Seven EU countries agree to work closer together

Several European countries want to exchange information on terrorist procedures even more closely in the future. "It's just important that member states know each other who has been convicted elsewhere," Justice Minister Katarina Barley said Monday evening following a meeting with European counterparts from France, Spain, Belgium, Italy, Luxembourg and the Netherlands in Paris.

In the future, law enforcement authorities should cooperate even more intensively than before through the European judicial authority Eurojust. Germany wants to transmit more cases than before, said Barley. "Such a network only brings something, if really the individual states report the cases."

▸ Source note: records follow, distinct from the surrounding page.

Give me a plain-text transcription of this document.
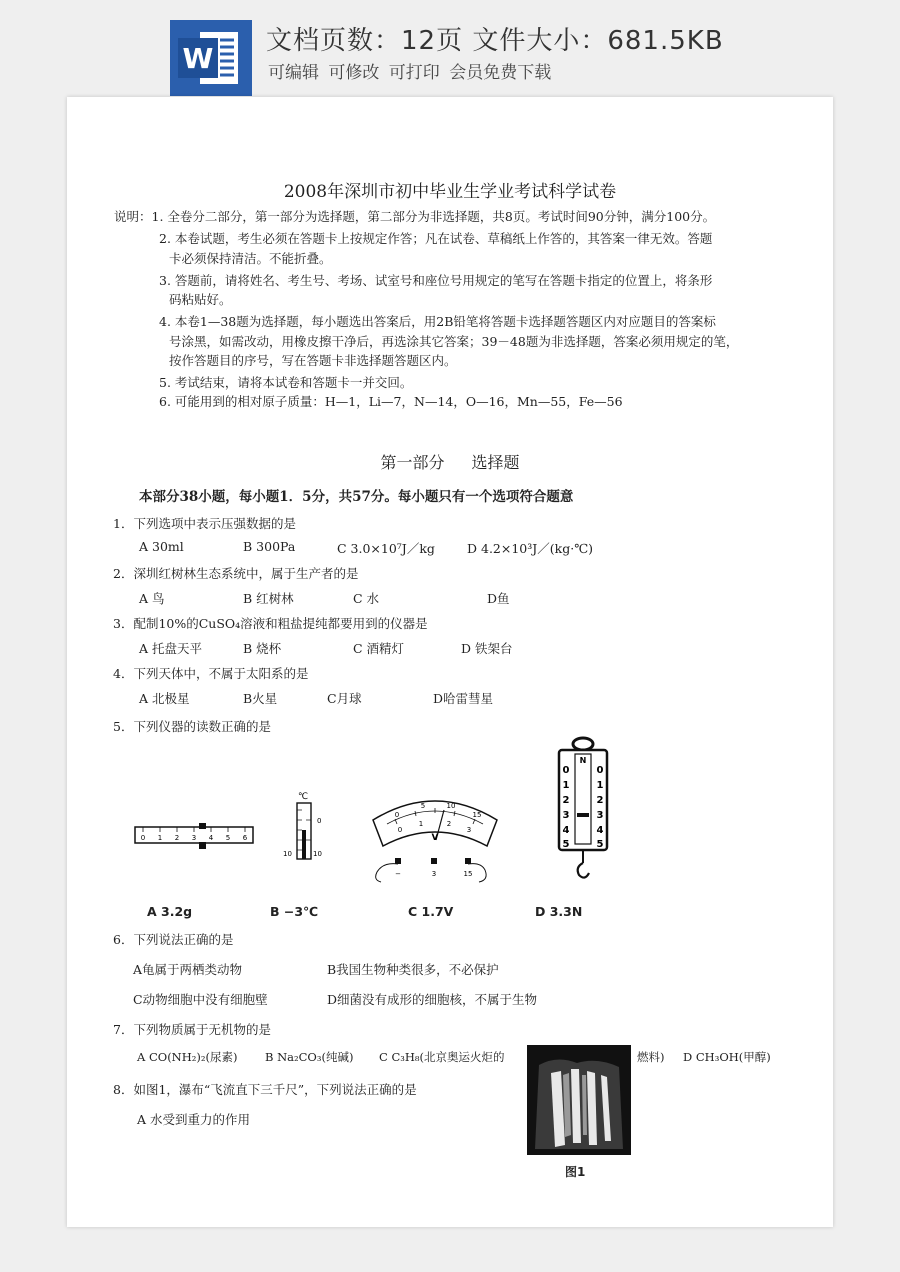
W
文档页数：12页 文件大小：681.5KB
可编辑 可修改 可打印 会员免费下载
2008年深圳市初中毕业生学业考试科学试卷
说明：1. 全卷分二部分，第一部分为选择题，第二部分为非选择题，共8页。考试时间90分钟，满分100分。
2. 本卷试题，考生必须在答题卡上按规定作答；凡在试卷、草稿纸上作答的，其答案一律无效。答题
卡必须保持清洁。不能折叠。
3. 答题前，请将姓名、考生号、考场、试室号和座位号用规定的笔写在答题卡指定的位置上，将条形
码粘贴好。
4. 本卷1—38题为选择题，每小题选出答案后，用2B铅笔将答题卡选择题答题区内对应题目的答案标
号涂黑，如需改动，用橡皮擦干净后，再选涂其它答案；39－48题为非选择题，答案必须用规定的笔，
按作答题目的序号，写在答题卡非选择题答题区内。
5. 考试结束，请将本试卷和答题卡一并交回。
6. 可能用到的相对原子质量：H—1，Li—7，N—14，O—16，Mn—55，Fe—56
第一部分 选择题
本部分38小题，每小题1．5分，共57分。每小题只有一个选项符合题意
1．下列选项中表示压强数据的是
A 30ml	B 300Pa	C 3.0×10⁷J／kg	D 4.2×10³J／(kg·℃)
2．深圳红树林生态系统中，属于生产者的是
A 鸟	B 红树林	C 水	D鱼
3．配制10%的CuSO₄溶液和粗盐提纯都要用到的仪器是
A 托盘天平	B 烧杯	C 酒精灯	D 铁架台
4．下列天体中，不属于太阳系的是
A 北极星	B火星	C月球	D哈雷彗星
5．下列仪器的读数正确的是
0 1 2 3 4 5 6
℃
0
10	10
0
5	10
15
0
1	2
3
V
−	3	15
N
0
1
2
3
4
5
0
1
2
3
4
5
A 3.2g	B −3℃	C 1.7V	D 3.3N
6．下列说法正确的是
A龟属于两栖类动物	B我国生物种类很多，不必保护
C动物细胞中没有细胞壁	D细菌没有成形的细胞核，不属于生物
7．下列物质属于无机物的是
A CO(NH₂)₂(尿素) B Na₂CO₃(纯碱) C C₃H₈(北京奥运火炬的	燃料) D CH₃OH(甲醇)
图1
8．如图1，瀑布“飞流直下三千尺”，下列说法正确的是
A 水受到重力的作用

The seven EU states also want to cooperate on cross-border protection of victims. "There are other countries already much experienced – unfortunately," said Barley. During the terrorist attack on the Christmas market of the Berlin Breitscheidplatz, it was seen that it was difficult to react appropriately to victims from abroad. France has a pioneering role. A network is to be established between victims' representatives.

Furthermore, hate and propaganda in social networks should be fought more strongly. In Germany, Facebook, YouTube and other platforms are required to clear blatantly targeted murders, slander or incitement within 24 hours. "When it comes to protecting the Internet, the rest of us can look for something from us," said Barley.

According to the minister, the agreement between the seven countries aims to give impetus to the entire European Union. It was good that countries as different as these could agree.